Anticipating tipping points

Tim Lenton, Earth System Science, University of Exeter, Exeter, U.K.

A ‘tipping point’ occurs when a small change in forcing triggers a strongly non-linear response in the internal dynamics of a system, qualitatively changing its future state. Large-scale ‘tipping elements’ have been identified in the Earth’s climate system that may pass a tipping point under human-induced global change this century (Lenton et al. (2008) PNAS 105: 1786-1793). Such abrupt, non-linear changes are likely to have large impacts, but our capacity to forecast them has historically been poor. Recently, much excitement has been generated by the possibility that approaching tipping points carry generic early warning signals (Scheffer et al. (2009) Nature 461: 53-59; Lenton (2011) Nature Climate Change 1: 201-209).
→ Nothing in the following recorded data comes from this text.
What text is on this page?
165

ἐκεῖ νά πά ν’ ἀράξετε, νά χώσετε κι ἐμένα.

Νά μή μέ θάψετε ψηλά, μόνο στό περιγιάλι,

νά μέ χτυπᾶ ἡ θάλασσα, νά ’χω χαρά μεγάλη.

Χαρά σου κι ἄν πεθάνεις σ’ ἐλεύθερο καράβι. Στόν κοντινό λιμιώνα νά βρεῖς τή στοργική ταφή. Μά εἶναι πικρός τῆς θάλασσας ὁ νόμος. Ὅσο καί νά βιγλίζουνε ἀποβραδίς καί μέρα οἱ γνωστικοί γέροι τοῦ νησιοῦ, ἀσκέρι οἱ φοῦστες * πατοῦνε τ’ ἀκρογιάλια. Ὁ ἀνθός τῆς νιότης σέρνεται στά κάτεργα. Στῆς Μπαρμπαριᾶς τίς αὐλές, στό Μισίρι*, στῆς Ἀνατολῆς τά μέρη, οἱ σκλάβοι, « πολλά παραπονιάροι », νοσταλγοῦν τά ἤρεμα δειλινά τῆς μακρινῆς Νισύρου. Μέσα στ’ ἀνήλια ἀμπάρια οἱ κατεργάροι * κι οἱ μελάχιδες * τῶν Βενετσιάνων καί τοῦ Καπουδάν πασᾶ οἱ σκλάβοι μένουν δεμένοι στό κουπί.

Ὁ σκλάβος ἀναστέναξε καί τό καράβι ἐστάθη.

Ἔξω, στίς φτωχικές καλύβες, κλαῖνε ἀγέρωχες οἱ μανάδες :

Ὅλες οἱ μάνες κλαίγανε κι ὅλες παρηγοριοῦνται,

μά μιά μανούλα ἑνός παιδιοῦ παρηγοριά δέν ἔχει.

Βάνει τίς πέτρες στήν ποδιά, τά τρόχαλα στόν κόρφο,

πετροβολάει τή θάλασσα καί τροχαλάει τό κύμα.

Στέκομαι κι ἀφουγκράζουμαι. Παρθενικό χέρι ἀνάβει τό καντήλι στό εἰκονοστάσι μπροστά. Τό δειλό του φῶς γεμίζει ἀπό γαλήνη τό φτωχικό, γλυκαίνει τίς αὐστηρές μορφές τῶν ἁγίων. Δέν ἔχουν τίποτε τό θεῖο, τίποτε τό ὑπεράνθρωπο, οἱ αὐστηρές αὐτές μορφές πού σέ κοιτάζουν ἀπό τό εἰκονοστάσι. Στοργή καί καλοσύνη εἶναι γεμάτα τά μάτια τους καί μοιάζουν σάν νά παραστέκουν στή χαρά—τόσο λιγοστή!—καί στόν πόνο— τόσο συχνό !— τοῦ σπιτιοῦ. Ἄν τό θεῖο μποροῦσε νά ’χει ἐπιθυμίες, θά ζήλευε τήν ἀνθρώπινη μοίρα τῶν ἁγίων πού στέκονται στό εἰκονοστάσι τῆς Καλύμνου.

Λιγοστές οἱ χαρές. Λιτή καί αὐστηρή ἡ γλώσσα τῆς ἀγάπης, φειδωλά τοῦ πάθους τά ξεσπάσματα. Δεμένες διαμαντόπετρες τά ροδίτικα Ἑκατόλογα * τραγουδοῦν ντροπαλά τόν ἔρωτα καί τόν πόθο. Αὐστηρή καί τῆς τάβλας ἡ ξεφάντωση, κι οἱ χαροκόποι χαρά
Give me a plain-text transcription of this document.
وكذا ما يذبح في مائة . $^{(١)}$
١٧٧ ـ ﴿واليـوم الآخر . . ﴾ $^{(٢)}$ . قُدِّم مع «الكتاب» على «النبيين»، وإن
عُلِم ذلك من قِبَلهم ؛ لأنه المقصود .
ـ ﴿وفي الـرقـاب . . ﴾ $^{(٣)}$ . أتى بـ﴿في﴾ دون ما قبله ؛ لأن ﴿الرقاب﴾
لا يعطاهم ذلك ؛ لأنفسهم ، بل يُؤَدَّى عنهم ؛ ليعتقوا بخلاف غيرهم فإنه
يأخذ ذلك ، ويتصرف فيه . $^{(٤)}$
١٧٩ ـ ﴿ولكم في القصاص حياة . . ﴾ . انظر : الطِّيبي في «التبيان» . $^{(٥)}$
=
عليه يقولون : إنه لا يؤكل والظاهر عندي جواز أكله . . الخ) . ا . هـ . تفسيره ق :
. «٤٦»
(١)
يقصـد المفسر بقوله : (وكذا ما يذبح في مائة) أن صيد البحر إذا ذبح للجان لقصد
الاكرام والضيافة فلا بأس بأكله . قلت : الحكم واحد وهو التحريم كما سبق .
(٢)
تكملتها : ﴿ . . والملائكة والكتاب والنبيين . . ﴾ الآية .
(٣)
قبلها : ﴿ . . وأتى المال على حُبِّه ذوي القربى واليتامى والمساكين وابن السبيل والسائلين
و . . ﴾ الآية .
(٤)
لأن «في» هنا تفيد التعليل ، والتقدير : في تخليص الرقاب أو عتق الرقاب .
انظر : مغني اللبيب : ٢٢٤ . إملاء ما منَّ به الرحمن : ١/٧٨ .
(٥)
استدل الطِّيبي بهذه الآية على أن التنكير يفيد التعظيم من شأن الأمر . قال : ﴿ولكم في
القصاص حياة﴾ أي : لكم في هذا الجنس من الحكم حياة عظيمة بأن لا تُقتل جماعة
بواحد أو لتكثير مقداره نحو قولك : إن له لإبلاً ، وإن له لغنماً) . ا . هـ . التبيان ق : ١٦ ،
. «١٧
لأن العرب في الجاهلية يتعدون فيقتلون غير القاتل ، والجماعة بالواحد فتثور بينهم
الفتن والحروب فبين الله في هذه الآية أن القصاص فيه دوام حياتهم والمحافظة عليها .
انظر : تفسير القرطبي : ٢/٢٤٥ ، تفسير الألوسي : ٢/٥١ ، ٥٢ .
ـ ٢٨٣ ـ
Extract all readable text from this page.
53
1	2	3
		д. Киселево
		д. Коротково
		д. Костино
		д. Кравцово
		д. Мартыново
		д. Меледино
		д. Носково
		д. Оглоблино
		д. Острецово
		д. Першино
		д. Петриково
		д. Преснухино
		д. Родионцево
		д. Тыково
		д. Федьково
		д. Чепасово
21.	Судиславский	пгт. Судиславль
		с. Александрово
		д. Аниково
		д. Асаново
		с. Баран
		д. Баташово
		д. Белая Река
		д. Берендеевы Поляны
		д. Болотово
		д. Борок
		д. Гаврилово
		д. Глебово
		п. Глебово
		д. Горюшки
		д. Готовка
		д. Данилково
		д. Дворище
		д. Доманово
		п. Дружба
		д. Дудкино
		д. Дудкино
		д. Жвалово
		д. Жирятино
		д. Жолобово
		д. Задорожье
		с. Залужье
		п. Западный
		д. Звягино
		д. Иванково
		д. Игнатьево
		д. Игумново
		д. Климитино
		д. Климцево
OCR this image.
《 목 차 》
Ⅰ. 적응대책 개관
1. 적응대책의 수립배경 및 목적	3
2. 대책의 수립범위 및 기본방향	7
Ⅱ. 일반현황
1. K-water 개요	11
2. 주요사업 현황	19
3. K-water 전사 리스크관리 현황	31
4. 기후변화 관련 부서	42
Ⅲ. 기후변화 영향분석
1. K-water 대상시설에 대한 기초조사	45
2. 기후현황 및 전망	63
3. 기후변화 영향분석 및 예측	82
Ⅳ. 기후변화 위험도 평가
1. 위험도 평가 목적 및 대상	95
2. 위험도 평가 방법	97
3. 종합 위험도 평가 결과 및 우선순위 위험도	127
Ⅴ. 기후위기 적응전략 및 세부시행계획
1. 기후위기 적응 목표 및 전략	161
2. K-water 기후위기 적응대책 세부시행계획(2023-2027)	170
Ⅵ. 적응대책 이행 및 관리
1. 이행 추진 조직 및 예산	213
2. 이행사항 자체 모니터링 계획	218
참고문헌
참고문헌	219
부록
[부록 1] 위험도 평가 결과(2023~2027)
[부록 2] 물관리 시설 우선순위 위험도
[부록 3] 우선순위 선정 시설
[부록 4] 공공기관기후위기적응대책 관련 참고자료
I will introduce the theory and prospects for gaining early warning of approaching climate tipping points. Promising methods are based on detecting ‘critical slowing down’ in the rate a system recovers from small perturbations, and on characteristic changes in the statistical distribution of its behaviour (e.g. increasing variability). Early warning signals have been found in paleo-climate data approaching past abrupt transitions, in models being gradually forced past tipping points, and in analysis of recent Arctic climate data. I will discuss the outstanding challenge of how to design a tipping point early warning system and how to identify the ‘essential variables’ to monitor in specific target systems.